Michael looked suspiciously good this morning -- a little color in his face, an energy to his movements that hadn't been there last night.
He'd had more than coffee this morning.
"Yeah, I call my folks sometimes," Michael said. He folded the newspaper -- the local rag, run by vampires -- and picked up a smaller, rolled bundle of letter-sized pages secured by a rubber band. "They're Morganville exiles, so they have a lot to forget. It's better if I don't keep in contact too much, it could make trouble. I mostly write. The mail and email gets read before it goes on, you know that, right?

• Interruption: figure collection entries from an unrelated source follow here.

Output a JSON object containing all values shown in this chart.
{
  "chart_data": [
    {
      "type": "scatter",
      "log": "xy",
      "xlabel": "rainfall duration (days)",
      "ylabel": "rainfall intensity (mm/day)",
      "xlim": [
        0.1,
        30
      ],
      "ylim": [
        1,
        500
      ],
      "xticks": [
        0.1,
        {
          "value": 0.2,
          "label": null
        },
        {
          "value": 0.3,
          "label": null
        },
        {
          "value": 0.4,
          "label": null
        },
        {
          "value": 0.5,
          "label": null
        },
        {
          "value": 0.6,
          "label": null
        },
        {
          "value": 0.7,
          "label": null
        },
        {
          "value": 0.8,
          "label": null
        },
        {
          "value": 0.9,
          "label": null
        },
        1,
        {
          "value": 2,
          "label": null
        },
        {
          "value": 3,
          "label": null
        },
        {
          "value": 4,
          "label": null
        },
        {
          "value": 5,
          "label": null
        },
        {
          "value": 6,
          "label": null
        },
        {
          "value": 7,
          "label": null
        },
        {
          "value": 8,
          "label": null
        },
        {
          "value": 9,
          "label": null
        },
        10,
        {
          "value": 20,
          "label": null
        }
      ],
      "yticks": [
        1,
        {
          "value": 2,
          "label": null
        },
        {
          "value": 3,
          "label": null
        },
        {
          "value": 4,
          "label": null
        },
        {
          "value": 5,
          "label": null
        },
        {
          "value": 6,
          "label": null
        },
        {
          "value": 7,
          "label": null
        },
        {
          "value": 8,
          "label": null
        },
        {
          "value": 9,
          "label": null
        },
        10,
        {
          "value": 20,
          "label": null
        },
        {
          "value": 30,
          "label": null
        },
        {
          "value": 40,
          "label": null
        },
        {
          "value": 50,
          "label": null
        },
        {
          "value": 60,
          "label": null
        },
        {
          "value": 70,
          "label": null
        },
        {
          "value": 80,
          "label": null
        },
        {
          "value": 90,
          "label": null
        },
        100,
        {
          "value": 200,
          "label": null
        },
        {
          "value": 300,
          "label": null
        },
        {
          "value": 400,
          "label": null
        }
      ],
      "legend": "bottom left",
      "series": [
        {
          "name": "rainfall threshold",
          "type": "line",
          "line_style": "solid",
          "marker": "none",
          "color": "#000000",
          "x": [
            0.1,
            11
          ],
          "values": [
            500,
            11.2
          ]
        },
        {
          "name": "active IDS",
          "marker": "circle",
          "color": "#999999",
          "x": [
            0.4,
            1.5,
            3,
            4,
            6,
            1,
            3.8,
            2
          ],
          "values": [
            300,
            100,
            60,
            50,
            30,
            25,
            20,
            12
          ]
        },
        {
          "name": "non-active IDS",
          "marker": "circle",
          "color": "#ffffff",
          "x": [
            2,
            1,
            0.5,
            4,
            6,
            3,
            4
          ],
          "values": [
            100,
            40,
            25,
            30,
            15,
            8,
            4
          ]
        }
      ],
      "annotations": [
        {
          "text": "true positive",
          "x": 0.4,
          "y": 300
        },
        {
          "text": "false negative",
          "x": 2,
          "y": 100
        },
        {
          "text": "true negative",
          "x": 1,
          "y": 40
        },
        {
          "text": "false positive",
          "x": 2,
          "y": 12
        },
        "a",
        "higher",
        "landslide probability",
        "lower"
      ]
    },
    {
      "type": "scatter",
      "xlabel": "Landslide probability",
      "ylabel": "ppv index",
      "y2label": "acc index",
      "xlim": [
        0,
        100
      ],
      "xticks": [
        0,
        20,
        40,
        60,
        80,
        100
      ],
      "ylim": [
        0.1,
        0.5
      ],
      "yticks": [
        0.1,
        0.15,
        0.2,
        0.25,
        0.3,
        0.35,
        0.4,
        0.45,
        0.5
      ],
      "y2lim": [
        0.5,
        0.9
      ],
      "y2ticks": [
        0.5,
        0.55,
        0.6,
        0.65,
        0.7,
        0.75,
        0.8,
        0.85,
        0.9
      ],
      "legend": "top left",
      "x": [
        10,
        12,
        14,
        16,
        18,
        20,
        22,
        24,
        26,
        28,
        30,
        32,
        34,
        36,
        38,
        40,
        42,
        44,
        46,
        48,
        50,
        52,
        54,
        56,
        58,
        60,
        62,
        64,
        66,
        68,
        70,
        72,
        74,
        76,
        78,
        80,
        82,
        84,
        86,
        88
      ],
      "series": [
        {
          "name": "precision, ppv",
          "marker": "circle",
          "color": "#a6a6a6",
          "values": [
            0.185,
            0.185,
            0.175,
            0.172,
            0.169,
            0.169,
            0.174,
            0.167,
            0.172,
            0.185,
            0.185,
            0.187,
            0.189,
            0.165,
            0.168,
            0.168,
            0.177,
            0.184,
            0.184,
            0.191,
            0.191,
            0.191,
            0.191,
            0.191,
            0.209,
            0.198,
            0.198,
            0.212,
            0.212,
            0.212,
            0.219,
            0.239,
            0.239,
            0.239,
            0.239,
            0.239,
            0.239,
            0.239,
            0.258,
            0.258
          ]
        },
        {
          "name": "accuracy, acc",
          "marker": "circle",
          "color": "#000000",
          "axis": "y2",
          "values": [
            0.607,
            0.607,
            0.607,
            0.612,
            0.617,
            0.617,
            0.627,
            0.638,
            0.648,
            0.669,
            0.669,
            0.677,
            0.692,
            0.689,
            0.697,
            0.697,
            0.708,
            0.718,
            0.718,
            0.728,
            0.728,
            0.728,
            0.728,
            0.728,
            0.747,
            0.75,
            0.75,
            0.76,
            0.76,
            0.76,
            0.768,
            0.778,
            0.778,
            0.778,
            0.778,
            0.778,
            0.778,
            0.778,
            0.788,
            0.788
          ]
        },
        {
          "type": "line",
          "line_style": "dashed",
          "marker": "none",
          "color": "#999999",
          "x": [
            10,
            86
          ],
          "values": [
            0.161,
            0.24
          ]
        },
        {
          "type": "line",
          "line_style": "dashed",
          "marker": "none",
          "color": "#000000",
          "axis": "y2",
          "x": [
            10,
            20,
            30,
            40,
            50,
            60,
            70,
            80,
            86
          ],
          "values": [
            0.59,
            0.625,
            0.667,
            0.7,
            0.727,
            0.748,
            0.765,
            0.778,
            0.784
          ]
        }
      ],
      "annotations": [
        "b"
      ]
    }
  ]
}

And most of the phone calls get monitored, especially long distance."
He stripped off the rubber band and unfolded the cheap pages of the second newspaper. Claire read the masthead upside down: The Fang Report. The logo was two stakes at right angles making up a cross. Wild.
"What's that?"
"This?" Michael rattled the paper and shrugged. "Captain Obvious."
"What?"
"Captain Obvious. That's his handle. He's been doing these papers every week for about two years now. It's an underground thing."
Underground in Morganville had a lot of meanings. Claire raised her eyebrows. "So ... Captain Obvious is a vampire?"
"Not unless he's got a serious self-image problem," Michael said. "Captain Obvious hates vampires. If somebody steps out of line, he documents it -- " Michael froze, reading the headline, and his mouth opened, then closed. His face set like stone, and his blue eyes looked stricken.
Claire reached over and took the newspaper from his hands, turned it, and read.
NEW BLOODSUCKER IN TOWN
Michael Glass, once a rising musical star with too much talent for this twisted town, has fallen to the Dark Side. Details are sketchy, but Glass, who's been keeping to himself for the past year, has definitely joined the Fang Gang. Nobody knows how or where it happened, and I doubt Glass will be talking, but we should all be worried: does this mean more vamps, fewer humans? After all, he is the first newly risen undead in generations.
Beware, boys and girls: Glass may look like an angel, but he's got a demon inside now. Memorize the face, kibbles. He's the newest addition to the Better Off Dead club!
"The Better Off Dead club?" Claire repeated aloud, horrified. "He's kidding, right?" There was Michael's picture, probably right out of the Morganville High yearbook, inset as a graphic into a tombstone.
With crudely drawn-in fangs.
"Captain Obvious never comes out and tells anyone to kill," Michael said. "He's pretty careful about how he phrases things." Her friend was angry, Claire saw. And scared. "He's got our address listed. And all your names, too, though he at least he points out none of you are really vampires. Jesus. That's not good." Michael was getting past the shock of seeing himself outed in the paper, and was getting worried. Claire was already there.